Trento, 7 marzo 2021 - Secondo uno studio di Confesercenti l'anno della pandemia ha lasciato sul terreno 137 miliardi di euro per consumi di cui 36 da addebitare all'assenza di turisti. Abbastanza da riportare la spesa ai livelli del 1997, un passo indietro di 24 anni.
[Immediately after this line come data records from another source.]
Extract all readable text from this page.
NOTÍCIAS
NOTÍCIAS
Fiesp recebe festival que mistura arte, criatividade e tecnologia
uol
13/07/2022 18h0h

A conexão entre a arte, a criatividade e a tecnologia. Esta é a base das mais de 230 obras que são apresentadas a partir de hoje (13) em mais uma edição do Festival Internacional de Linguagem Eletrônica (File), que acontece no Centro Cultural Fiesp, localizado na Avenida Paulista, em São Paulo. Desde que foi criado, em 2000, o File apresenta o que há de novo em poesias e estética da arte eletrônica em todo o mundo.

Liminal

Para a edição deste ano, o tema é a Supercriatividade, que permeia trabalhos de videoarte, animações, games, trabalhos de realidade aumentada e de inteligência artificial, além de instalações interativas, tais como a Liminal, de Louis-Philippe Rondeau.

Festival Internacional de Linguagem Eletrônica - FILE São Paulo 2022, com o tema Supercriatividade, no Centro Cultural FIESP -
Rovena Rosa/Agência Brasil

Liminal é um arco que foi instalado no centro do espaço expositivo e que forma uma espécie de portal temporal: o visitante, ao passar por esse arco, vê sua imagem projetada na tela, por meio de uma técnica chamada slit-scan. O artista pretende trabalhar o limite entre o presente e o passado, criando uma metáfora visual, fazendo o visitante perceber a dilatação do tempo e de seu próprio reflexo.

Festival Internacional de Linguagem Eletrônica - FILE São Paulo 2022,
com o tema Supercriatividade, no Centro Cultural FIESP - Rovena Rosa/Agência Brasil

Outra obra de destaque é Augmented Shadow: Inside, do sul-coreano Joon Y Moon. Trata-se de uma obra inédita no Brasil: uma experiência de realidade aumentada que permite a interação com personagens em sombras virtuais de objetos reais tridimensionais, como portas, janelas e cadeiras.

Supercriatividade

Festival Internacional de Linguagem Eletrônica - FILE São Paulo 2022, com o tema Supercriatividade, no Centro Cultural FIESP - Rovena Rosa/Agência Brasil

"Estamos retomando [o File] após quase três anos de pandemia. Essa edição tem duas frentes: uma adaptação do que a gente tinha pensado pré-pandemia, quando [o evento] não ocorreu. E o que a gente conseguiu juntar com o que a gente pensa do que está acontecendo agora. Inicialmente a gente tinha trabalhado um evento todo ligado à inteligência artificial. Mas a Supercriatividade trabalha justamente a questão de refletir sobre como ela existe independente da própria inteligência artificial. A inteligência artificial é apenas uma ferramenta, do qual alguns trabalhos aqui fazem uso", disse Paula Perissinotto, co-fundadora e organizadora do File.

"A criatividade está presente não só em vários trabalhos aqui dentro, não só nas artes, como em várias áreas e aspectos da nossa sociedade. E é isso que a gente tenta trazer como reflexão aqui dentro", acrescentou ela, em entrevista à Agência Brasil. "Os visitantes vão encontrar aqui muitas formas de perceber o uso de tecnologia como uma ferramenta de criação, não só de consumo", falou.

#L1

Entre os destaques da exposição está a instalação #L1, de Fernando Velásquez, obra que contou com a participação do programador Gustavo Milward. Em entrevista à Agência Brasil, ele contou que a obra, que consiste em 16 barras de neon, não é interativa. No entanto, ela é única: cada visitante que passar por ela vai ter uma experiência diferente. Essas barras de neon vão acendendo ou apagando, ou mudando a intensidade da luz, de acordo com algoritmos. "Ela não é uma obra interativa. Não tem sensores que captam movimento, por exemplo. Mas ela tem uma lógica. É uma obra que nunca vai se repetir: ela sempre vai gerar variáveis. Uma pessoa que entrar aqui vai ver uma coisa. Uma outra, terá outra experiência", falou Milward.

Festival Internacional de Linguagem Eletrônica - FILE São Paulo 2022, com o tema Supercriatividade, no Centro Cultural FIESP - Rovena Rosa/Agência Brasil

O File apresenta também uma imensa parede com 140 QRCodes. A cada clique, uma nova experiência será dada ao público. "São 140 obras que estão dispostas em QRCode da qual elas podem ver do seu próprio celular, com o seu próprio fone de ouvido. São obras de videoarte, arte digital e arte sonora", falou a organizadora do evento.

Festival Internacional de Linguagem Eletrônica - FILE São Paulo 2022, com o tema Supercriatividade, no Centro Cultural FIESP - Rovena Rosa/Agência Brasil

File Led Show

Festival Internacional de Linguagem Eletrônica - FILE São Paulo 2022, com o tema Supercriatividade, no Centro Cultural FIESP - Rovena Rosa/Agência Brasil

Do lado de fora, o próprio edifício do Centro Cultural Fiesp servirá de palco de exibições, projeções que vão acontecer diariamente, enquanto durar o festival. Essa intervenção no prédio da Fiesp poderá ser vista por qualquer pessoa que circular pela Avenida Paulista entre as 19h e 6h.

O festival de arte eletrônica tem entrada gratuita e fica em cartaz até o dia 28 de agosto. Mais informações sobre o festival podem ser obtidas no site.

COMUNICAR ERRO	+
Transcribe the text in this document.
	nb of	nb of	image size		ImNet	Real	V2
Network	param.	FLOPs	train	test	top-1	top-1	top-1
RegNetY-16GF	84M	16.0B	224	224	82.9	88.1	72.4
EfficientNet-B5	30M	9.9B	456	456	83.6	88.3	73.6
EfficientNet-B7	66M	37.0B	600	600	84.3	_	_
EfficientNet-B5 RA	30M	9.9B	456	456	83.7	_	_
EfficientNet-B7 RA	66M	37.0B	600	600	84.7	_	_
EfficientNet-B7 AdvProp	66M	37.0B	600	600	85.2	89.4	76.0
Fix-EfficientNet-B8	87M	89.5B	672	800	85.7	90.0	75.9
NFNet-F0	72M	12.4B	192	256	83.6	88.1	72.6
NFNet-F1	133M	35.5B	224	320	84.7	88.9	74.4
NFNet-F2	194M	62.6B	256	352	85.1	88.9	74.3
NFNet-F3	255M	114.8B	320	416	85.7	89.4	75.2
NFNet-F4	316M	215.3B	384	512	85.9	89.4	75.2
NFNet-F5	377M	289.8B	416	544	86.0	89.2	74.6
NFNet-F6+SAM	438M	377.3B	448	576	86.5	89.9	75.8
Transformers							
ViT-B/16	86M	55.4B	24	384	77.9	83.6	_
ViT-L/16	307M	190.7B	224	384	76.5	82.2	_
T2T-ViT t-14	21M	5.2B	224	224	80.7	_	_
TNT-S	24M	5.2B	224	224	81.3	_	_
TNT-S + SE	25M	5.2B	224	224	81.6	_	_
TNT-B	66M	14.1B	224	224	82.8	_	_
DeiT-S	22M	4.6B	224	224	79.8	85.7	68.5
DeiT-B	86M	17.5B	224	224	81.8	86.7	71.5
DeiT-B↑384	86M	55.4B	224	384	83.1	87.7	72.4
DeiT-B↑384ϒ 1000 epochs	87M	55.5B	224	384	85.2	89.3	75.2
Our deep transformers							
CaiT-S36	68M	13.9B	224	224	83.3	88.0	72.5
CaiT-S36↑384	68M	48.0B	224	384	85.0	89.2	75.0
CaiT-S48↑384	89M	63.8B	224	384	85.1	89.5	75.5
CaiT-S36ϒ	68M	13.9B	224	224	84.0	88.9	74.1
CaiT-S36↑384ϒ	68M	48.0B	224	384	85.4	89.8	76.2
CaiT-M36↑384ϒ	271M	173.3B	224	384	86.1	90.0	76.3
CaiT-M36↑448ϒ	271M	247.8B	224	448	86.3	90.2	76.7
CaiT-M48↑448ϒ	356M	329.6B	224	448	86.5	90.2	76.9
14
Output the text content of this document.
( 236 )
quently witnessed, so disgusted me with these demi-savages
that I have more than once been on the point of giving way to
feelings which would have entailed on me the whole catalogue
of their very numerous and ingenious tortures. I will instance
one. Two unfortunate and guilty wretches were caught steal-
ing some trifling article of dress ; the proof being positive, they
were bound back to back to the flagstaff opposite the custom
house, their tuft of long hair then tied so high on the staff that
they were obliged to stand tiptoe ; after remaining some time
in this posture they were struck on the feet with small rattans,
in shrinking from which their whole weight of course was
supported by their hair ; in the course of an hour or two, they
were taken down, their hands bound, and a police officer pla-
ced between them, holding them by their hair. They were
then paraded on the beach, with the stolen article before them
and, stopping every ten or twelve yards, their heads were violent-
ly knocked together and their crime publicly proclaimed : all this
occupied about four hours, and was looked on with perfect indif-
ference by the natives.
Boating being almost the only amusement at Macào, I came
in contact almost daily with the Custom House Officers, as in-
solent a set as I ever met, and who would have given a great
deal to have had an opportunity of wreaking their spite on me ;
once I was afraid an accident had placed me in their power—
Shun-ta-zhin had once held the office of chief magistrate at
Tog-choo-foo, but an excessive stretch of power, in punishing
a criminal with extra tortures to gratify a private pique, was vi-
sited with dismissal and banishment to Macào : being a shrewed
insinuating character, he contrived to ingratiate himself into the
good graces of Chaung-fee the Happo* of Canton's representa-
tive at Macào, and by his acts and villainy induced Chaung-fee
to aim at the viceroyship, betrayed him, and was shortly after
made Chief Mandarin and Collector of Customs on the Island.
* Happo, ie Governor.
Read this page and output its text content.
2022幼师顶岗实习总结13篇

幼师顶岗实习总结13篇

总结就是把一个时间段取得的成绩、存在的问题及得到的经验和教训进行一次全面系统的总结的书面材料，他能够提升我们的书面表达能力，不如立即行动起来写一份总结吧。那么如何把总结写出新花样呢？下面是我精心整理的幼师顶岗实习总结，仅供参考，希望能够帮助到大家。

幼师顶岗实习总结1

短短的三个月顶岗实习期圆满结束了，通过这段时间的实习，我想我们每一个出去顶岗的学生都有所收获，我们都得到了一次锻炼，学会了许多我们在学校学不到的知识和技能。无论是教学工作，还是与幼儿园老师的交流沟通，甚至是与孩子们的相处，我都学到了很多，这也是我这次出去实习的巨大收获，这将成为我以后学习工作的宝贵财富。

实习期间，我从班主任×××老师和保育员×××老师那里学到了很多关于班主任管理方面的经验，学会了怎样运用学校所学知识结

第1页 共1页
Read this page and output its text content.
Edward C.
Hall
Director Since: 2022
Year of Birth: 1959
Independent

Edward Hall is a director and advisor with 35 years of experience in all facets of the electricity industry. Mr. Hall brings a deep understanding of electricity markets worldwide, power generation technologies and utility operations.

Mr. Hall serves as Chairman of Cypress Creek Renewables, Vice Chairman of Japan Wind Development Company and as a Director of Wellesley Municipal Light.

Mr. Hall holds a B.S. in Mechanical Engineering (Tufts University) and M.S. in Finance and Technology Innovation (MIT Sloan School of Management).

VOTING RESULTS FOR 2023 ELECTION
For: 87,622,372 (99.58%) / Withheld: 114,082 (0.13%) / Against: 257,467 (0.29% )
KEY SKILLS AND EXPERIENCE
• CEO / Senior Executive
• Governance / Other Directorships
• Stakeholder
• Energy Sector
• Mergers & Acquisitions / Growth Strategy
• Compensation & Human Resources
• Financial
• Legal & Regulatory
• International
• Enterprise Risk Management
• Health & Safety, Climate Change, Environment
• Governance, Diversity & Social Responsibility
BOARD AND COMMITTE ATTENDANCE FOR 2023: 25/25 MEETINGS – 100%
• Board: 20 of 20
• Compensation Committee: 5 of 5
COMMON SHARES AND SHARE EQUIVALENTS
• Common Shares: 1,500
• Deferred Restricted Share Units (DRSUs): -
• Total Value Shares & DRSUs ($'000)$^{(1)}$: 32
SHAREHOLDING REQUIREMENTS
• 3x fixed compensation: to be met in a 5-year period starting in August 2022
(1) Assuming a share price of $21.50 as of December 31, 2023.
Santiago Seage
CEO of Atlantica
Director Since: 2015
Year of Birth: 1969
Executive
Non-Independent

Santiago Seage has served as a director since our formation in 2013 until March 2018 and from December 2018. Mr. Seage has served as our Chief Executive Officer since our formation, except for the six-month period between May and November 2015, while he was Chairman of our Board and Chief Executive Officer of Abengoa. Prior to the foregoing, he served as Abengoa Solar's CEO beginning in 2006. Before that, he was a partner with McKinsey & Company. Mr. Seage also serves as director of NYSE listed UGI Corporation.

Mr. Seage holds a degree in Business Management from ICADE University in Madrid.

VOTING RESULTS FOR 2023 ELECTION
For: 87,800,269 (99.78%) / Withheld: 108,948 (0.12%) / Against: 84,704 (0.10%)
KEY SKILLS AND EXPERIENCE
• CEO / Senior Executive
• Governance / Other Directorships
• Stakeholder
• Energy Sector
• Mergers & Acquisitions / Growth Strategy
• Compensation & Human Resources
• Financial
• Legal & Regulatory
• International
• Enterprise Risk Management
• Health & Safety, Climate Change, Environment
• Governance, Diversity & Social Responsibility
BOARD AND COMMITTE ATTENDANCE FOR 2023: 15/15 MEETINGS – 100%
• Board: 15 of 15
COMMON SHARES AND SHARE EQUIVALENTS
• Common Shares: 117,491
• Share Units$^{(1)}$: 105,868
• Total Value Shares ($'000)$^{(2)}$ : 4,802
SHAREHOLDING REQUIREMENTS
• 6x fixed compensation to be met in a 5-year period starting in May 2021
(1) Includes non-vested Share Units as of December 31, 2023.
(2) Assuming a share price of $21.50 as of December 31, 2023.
Lockdown e restrizioni hanno bruciato complessivamente 183 miliardi di euro di Pil e fatto perdere il lavoro a 262 mila lavoratori autonomi. Il bilancio è nel dossier "Le imprese nella pandemia: marzo 2020-marzo 2021" elaborato da Confesercenti. A subire la contrazione più pesante è stata la spesa in alberghi-ristoranti (-46 miliardi di euro) e trasporti (-28,2 miliardi). Perdite significative hanno interessato anche i consumi culturali ricreativi (-17,3 miliardi) e della moda  (-13,1 miliardi). Sul fronte occupazionale i settori del commercio, della somministrazione di alimenti e bevande, del turismo hanno registrato nel solo 2020 una diminuzione di 192.000 indipendenti mentre per le attività culturali e ricreative la flessione è di 13mila. Tra lockdown e restrizioni in media i pubblici esercizi sono rimasti chiusi per 119 giorni. Il ricorso massiccio alla cassa integrazione (4,3 miliardi di ore) per circa 7 milioni di persone ha arrecato un danno medio pro capite di 1.243 euro annui.